Slow Windows 8 Sales Hurt Intel

Intel accidentally dropped its quarterly earnings report a few minutes before the stock market closed today.

Fortunately, it was a solid-enough quarter, beating some expectations and missing on others. Intel is trading up about 2% after hours.

Intel reported $0.48 in earnings per share versus expectations of $0.45, thanks to higher gross margins and lower taxes than it expected.

But Intel is paying the price for a sluggish PC market, which wasn't helped by Microsoft's launch of Windows 8.

Microsoft says it's sold some 60 million Windows 8 licenses so far. While that's on pace with the earlier rollout of Windows 7, we don't know how many of those licenses were upgrades on existing machines, which don't benefit Intel, and how many went on new machines with Intel chips inside.
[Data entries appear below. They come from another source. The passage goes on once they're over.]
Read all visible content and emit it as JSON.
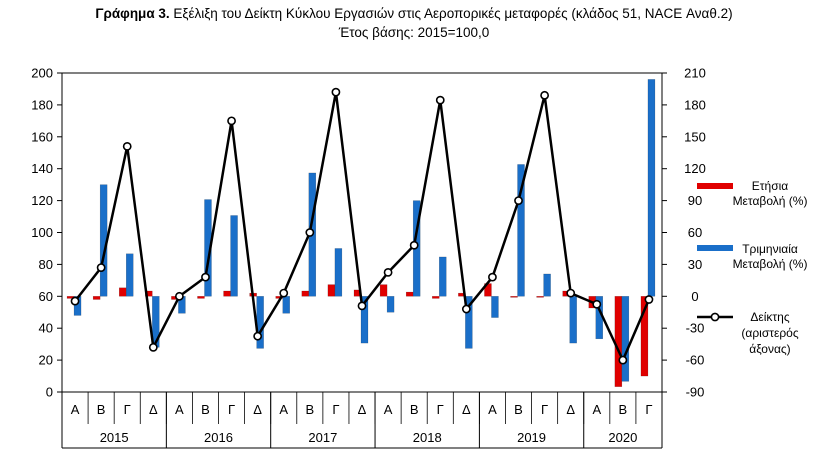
{
  "title": {
    "prefix": "Γράφημα 3.",
    "main": " Εξέλιξη του Δείκτη Κύκλου Εργασιών στις Αεροπορικές μεταφορές (κλάδος 51, NACE Αναθ.2)",
    "subtitle": "Έτος βάσης: 2015=100,0"
  },
  "chart_data": {
    "type": "bar",
    "categories": [
      "Α",
      "Β",
      "Γ",
      "Δ",
      "Α",
      "Β",
      "Γ",
      "Δ",
      "Α",
      "Β",
      "Γ",
      "Δ",
      "Α",
      "Β",
      "Γ",
      "Δ",
      "Α",
      "Β",
      "Γ",
      "Δ",
      "Α",
      "Β",
      "Γ"
    ],
    "years": [
      {
        "label": "2015",
        "quarters": 4
      },
      {
        "label": "2016",
        "quarters": 4
      },
      {
        "label": "2017",
        "quarters": 4
      },
      {
        "label": "2018",
        "quarters": 4
      },
      {
        "label": "2019",
        "quarters": 4
      },
      {
        "label": "2020",
        "quarters": 3
      }
    ],
    "series": [
      {
        "name": "Ετήσια Μεταβολή (%)",
        "axis": "right",
        "color": "#e00000",
        "values": [
          -2,
          -3,
          8,
          5,
          -3,
          -2,
          5,
          3,
          -2,
          5,
          11,
          6,
          11,
          4,
          -2,
          3,
          12,
          -1,
          -1,
          5,
          -11,
          -85,
          -75
        ]
      },
      {
        "name": "Τριμηνιαία Μεταβολή (%)",
        "axis": "right",
        "color": "#1a6fc9",
        "values": [
          -18,
          105,
          40,
          -48,
          -16,
          91,
          76,
          -49,
          -16,
          116,
          45,
          -44,
          -15,
          90,
          37,
          -49,
          -20,
          124,
          21,
          -44,
          -40,
          -80,
          204
        ]
      },
      {
        "name": "Δείκτης (αριστερός άξονας)",
        "axis": "left",
        "color": "#000000",
        "values": [
          57,
          78,
          154,
          28,
          60,
          72,
          170,
          35,
          62,
          100,
          188,
          54,
          75,
          92,
          183,
          52,
          72,
          120,
          186,
          62,
          55,
          20,
          58
        ]
      }
    ],
    "y_left": {
      "min": 0,
      "max": 200,
      "step": 20,
      "ticks": [
        "0",
        "20",
        "40",
        "60",
        "80",
        "100",
        "120",
        "140",
        "160",
        "180",
        "200"
      ]
    },
    "y_right": {
      "min": -90,
      "max": 210,
      "step": 30,
      "ticks": [
        "-90",
        "-60",
        "-30",
        "0",
        "30",
        "60",
        "90",
        "120",
        "150",
        "180",
        "210"
      ]
    },
    "legend_position": "right",
    "grid": false
  },
  "legend": {
    "annual_line1": "Ετήσια",
    "annual_line2": "Μεταβολή (%)",
    "quarterly_line1": "Τριμηνιαία",
    "quarterly_line2": "Μεταβολή (%)",
    "index_line1": "Δείκτης",
    "index_line2": "(αριστερός",
    "index_line3": "άξονας)"
  }
}
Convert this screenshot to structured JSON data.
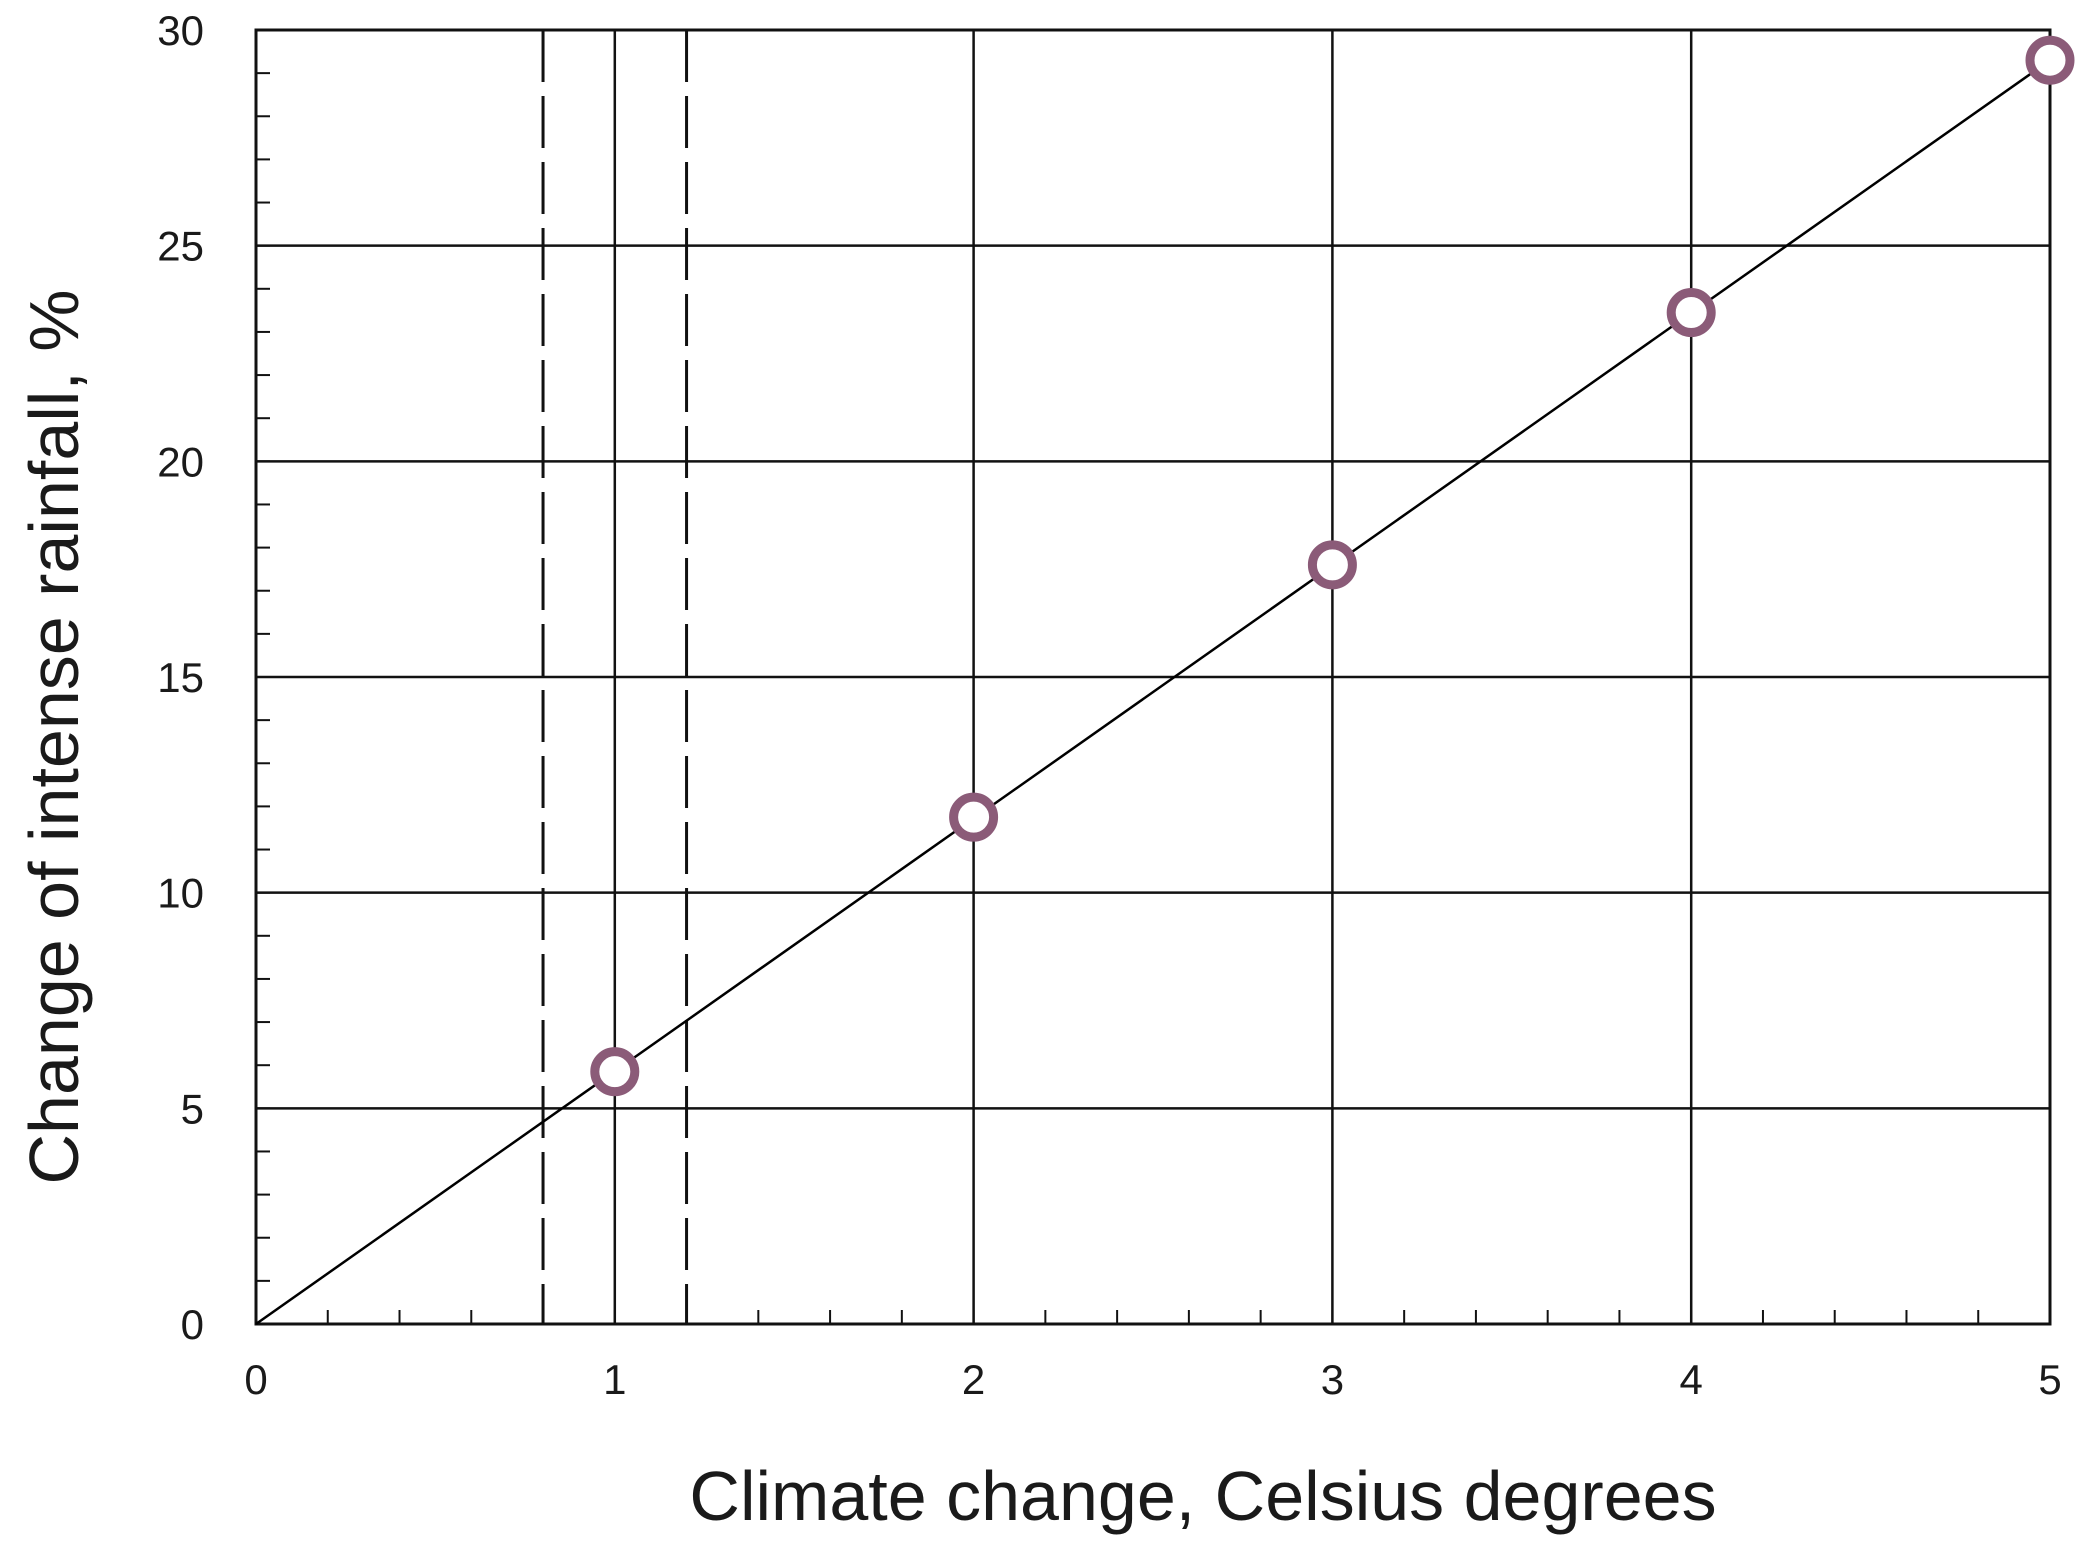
{
  "chart_data": {
    "type": "scatter",
    "title": "",
    "xlabel": "Climate change, Celsius degrees",
    "ylabel": "Change of intense rainfall, %",
    "xlim": [
      0,
      5
    ],
    "ylim": [
      0,
      30
    ],
    "x_ticks": [
      0,
      1,
      2,
      3,
      4,
      5
    ],
    "y_ticks": [
      0,
      5,
      10,
      15,
      20,
      25,
      30
    ],
    "x_tick_labels": [
      "0",
      "1",
      "2",
      "3",
      "4",
      "5"
    ],
    "y_tick_labels": [
      "0",
      "5",
      "10",
      "15",
      "20",
      "25",
      "30"
    ],
    "grid": true,
    "series": [
      {
        "x": [
          1,
          2,
          3,
          4,
          5
        ],
        "y": [
          5.85,
          11.75,
          17.6,
          23.45,
          29.3
        ],
        "marker": "open-circle",
        "color": "#8b5b78"
      }
    ],
    "fit_line": {
      "x": [
        0,
        5
      ],
      "y": [
        0,
        29.3
      ],
      "color": "#000000"
    },
    "reference_lines": [
      {
        "x": 0.8,
        "style": "dashed"
      },
      {
        "x": 1.2,
        "style": "dashed"
      }
    ]
  }
}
Intel's results suggest that new PC sales were weak. That matches a report from Gartner, the tech research firm, that PC sales dropped 4.9% in the fourth quarter.

PC makers like Acer, Asus and Fujitsu say that so far, demand for new Windows 8 PCs so far has been "weak," as we previously reported.

Microsoft's radically new Windows 8 interface design accounts for some of that weak demand. But consumers are also more interested in buying tablets and smartphones instead of PCs. Apple's iPhones and iPads and Google's Android smartphones and tablets run on processors based on designs from Intel rival ARM. And even Microsoft is selling an ARM-based tablet, the Surface RT.

So, Intel's PC Client Group revenues were $8.5 billion, down 1.5% from the previous quarter and down 6% from the year-ago quarter.

Revenue classified as "Other Intel Architecture" was $1 billion, down 14% over last quarter and down 7% from a year ago. That unit includes several mobile-related business units.